Data Loader : Loading 800K xml files

I am using Tamino 3.1 and am trying to create a database with the Reuters Corpus which consists of 800 000 separate xml files. The Data Loader only seems to load documents one at a time.

Is ther another utility that I could use, or am I just using the Data Loader in the wrong way?

hello couturier,

i assume that your observation is right, if you feed the java loader multiple files it will load them one at a time.
for the scenario you are describing, it is probably best to pre-process all your individual files and put them in the mass loader (inoxmld) format.
this looks like this (i hope the bulletin boards doesnt turn any : colons into smilies)

<?xml version="1.0" encoding="utf-8" ?>
<ino:request xmlns:ino=“http://namespaces.softwareag.com/tamino/response2”>
<ino:object ino:docname=‘’>

</ino:object>
<ino:object ino:docname=‘’>

</ino:object>
</ino:request>


if you want to determine the format yourself, simply unload some documents, either with the inoxmld, or with the java loader, there you have to specify the format -loadReqest and you can specify a query to limit the amount of files unloaded.

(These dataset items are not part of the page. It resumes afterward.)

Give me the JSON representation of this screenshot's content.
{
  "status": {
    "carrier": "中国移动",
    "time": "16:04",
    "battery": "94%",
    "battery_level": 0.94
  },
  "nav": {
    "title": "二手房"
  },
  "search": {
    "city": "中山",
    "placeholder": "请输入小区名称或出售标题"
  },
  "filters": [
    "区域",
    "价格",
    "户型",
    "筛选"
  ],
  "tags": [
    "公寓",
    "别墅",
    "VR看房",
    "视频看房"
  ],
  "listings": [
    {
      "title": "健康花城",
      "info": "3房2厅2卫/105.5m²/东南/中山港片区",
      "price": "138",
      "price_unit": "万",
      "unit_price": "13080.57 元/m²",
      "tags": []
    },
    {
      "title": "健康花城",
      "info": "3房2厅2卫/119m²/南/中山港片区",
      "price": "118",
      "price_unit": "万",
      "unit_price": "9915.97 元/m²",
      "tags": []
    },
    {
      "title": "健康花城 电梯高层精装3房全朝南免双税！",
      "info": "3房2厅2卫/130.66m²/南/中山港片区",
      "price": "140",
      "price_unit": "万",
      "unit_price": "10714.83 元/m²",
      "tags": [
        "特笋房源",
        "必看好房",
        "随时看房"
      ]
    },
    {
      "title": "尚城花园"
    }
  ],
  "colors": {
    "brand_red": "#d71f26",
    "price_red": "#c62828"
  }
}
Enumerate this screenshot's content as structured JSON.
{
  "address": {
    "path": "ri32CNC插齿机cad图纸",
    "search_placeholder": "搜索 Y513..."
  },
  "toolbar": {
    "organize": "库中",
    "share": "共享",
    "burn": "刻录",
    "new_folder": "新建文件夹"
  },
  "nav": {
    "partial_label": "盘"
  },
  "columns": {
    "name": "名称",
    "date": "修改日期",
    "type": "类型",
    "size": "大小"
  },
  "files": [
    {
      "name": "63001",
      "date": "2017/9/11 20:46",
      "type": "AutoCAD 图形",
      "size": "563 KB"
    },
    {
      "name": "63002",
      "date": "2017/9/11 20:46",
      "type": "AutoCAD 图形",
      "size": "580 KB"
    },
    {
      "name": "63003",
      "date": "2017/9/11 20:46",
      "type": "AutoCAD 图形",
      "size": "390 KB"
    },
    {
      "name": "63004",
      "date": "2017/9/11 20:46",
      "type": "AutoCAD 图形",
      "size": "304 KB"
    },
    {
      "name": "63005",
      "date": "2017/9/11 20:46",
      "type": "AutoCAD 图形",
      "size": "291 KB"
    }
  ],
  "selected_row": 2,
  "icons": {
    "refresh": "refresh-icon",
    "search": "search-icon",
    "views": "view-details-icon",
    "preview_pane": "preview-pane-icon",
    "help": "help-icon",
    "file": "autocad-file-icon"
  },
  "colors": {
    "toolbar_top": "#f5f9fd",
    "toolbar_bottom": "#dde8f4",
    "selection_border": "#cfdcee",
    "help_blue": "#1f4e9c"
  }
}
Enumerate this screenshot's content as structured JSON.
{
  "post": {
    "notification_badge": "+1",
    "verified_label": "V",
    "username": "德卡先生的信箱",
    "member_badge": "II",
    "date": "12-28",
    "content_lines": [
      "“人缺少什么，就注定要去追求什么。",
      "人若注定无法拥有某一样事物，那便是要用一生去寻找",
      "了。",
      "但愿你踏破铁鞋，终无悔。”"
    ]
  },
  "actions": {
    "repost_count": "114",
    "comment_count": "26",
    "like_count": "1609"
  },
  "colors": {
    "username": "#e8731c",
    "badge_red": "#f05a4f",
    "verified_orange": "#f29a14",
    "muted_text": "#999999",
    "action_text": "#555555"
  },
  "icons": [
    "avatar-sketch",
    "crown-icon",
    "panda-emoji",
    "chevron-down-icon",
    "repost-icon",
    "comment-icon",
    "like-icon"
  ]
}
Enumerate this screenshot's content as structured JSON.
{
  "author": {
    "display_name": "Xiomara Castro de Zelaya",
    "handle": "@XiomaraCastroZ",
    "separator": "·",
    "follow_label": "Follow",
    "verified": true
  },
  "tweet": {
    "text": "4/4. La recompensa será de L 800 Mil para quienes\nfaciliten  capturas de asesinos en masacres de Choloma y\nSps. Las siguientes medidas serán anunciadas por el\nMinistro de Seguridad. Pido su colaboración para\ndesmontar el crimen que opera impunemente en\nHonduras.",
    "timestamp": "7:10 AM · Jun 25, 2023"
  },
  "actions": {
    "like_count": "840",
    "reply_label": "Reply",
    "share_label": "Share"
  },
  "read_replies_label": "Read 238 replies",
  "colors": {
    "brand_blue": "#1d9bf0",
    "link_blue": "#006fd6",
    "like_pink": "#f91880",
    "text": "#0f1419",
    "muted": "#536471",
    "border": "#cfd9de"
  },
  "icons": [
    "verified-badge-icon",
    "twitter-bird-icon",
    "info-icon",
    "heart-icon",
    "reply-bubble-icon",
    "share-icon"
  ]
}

the inoxmld mass loader is very efficient for initially loading a database with large amounts of documents.


hope this helps.

andreas f.

silly smilies, just as i assumed.

the ino:object is of course an i n o : o b j e c t .

i’ll try again here:

  
<?xml version="1.0" encoding="utf-8" ?>
<ino:request xmlns:ino="http://namespaces.softwareag.com/tamino/response2">
<ino:object ino:docname=''>
   <PAYLOAD>...</PAYLOAD> 
</ino:object>
<ino:object ino:docname=''>
 <PAYLOAD>...</PAYLOAD> 
</ino:object>
</ino:request>

Thanks for the help, Andreas

Once I understood that PAYLOAD was meant to represent my data rather than a container for my data, things worked great!